A proposta da feira é trazer fornecedores na área de segurança do trabalho, além de palestras, debates com profissionais do segmento, apresentação de cursos e treinamentos, e as principais novidades relacionadas à área, onde a conscientização da importância da segurança no trabalho precisa ser cada vez maior. A sócia-diretora da área Comercial e de Marketing, Marcele Pereira, afirma que tanto o simpósio como a feira serão oportunidade para que empresas e profissionais do setor transmitam todo o conhecimento adquirido em segurança do trabalho. “Os sócios da Sete QS, Cláudio Pereira e James Roberto, atuam na área há mais de 10 anos e passarão aos participantes todo o conhecimento adquirido na área, por meio de diversos trabalhos e projetos desenvolvidos ao longo de anos para empresas do segmento.

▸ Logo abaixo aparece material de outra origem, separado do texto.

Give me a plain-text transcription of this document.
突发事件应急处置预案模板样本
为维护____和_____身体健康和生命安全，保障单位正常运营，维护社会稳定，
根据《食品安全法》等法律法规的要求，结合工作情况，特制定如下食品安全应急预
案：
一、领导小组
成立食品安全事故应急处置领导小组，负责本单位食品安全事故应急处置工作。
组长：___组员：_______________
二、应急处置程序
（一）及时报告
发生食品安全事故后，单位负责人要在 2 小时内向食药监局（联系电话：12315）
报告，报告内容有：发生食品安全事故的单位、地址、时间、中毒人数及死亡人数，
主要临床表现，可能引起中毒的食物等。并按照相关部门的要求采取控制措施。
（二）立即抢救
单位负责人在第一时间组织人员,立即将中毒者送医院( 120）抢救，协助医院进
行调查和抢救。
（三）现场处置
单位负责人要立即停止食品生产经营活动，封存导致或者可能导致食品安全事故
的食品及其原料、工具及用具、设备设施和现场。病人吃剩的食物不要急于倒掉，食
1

“Vamos buscar pelo menos 15 empresas para visitar o evento, que atingirá um público de mais de 40 cidades da região de Sorocaba. Tudo isso para que os profissionais da área de segurança do trabalho tenham acesso ao que há de mais inovador e atualizado no mercado”, destaca Marcele.
Serviço:
Facens – Rodovia Senador José Ermírio de Moraes, 1425 (Castelinho).